The girl broke off and turned away her face.
"And I have told you the truth, else they would have had me fast before this. Both the young master and the old man were threatening me with the law. You might have heard them."
"No. I was never near enough."
"Well, they did, though; and but for you, I might have given in."
"But you never--never will!"
"So long as you keep quiet, I'll stand out."
"Oh, Richard, no mouse was ever so quiet as I will be. Now, say, was it all for my sake?"
"What else could it be?"
"I don't know. Only it is so strange. And Richard! Richard! I will die before--You understand--I would die rather than harm you."
"That is my own brave lass. Now you are like yourself, and we can part friends--better friends than ever."
"Part! It is not so late."
"But the moon is up, and you will be seen by the village people. They must have no jibes to cast on my wife when you and I are wed."
The girl's eyes flashed in the moonlight, which came broadly through a glass door that led upon the old wooden balcony.
A smile crept over Storms' subtle lips. He was rather proud of his victory over this beautiful Amazon. The brilliant loveliness of her face in the softening light was so like that of Ruth Jessup, that he astonished the handsome virago by taking her head between his hands, and kissing her with something like tenderness.
His heart recoiled from this caress the next moment, as the prodigal son may have loathed the husks he eat, when he was famishing for corn; but Judith sat down upon the hard wooden seat, and covering her face with both hands, broke into a passion of delicious tears.
This outbreak of tenderness annoyed the young man, who was hating himself for this apostacy from the only pure feeling that had ever ennobled his heart, and he said, almost rudely, "Come, come, there is nothing to cry about; I am sorry, that's all."
"Sorry!" repeated the girl, lifting her happy, tearful face into the moonlight. "Ah, well, I will go home, now. Good-night, if you will not go with me a little way."

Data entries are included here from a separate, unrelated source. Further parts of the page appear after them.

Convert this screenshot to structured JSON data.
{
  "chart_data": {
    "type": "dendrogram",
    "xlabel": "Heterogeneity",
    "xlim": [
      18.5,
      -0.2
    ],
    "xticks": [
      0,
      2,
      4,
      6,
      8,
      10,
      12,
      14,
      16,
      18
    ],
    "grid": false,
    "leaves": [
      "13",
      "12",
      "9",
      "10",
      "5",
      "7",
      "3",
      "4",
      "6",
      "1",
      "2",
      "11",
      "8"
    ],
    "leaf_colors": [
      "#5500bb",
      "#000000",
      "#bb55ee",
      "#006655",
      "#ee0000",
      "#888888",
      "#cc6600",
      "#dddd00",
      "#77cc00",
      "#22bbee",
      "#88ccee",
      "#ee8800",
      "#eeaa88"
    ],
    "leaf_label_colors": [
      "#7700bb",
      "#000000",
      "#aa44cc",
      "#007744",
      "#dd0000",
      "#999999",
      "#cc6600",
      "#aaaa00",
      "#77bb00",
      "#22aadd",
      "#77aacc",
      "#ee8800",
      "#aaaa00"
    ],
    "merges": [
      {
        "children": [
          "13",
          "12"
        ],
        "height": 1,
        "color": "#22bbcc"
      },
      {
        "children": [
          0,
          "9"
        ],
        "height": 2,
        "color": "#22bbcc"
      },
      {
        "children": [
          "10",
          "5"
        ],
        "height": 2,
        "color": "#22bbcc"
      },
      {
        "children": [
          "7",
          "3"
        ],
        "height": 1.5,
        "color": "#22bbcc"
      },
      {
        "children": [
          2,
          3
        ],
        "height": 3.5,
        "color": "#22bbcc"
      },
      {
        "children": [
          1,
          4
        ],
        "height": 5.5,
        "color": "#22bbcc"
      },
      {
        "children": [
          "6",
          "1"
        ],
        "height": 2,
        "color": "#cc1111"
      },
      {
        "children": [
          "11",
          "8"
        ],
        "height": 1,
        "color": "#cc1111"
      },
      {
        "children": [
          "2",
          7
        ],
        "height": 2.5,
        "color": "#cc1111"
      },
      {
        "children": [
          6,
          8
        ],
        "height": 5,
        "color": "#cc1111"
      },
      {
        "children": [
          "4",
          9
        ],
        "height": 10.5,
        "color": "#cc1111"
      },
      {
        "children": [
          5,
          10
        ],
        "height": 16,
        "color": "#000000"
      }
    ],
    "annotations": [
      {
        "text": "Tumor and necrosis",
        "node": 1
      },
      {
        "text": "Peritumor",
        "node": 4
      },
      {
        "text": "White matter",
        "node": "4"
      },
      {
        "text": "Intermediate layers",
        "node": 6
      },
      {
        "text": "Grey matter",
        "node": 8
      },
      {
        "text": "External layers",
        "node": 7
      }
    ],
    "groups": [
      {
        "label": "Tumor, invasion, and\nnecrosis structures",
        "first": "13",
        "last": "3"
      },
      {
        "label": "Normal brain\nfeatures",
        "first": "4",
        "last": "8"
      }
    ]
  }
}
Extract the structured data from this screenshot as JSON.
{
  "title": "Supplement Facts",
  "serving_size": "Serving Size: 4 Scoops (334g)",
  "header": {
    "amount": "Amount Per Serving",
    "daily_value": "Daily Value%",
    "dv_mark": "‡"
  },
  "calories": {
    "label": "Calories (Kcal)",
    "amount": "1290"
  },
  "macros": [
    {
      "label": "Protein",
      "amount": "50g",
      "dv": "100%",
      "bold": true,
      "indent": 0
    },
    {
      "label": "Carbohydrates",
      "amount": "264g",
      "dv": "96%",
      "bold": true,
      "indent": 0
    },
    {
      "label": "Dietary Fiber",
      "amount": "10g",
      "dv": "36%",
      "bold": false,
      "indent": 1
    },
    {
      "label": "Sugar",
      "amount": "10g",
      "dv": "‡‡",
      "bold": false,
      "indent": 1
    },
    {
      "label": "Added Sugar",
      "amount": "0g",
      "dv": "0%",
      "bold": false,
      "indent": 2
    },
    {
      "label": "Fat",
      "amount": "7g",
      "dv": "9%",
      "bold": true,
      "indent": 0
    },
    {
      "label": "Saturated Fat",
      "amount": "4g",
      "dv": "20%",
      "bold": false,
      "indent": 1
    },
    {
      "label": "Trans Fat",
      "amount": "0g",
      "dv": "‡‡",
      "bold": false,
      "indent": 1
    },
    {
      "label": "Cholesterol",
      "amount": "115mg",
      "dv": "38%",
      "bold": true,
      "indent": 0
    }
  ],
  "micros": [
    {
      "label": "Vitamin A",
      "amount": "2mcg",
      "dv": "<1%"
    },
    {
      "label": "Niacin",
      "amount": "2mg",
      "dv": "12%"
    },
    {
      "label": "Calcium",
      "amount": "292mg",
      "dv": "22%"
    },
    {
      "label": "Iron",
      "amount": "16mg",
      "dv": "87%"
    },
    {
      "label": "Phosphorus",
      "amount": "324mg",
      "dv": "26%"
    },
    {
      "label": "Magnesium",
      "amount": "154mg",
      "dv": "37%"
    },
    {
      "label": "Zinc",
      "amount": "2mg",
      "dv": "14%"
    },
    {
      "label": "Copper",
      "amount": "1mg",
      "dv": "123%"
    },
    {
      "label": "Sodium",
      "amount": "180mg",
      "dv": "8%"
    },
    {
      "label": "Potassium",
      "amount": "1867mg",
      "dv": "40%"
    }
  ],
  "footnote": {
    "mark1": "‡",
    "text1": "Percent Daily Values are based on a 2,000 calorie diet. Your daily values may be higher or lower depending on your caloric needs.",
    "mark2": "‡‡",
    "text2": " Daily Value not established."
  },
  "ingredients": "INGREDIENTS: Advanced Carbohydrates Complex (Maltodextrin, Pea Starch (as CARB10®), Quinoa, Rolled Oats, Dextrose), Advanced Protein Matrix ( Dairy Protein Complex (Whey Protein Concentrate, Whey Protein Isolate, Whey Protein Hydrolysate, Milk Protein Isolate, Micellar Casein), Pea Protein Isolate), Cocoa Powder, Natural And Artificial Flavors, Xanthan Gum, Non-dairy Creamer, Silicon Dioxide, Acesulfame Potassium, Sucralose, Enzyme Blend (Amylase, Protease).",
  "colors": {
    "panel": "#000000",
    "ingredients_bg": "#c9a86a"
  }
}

"We must not be seen together," answered Richard, opening the door for her to pass out; "only remember, I have trusted you."
The girl went to the door, hesitated a moment, and stepped back.
"Will you kiss me again, Richard? It shall be the seal of what I promised."
"Don't be foolish, girl," said Dick, stooping his head that she might kiss him. "You women are all alike; give them an inch and they will take an ell. There, there; good-night."
Storms stood behind the half-open door, and watched the barmaid as she took the little path which led to the postern gate which Ruth had used on the morning of her wedding-day. A key to this gate had been intrusted to the young man, and he had duplicated it for the girl who had just left him.
When Judith was quite beyond his vision, Storms retired back into the summer-house, and examined it with strange scrutiny. There was but one window, a single sash that opened into the balcony, answering for a second door, which was quite sufficient to light the little apartment. Through this window the moonlight fell like a square block of marble, barred with shadows. To Storms it took the form of a tombstone lying at his feet, and he stepped back with a sort of horror, as if some evil thought of his had hardened into stone which he dared not tread upon; going cautiously around it, and gliding along the wall, but with his eyes turned that way, he escaped from the building.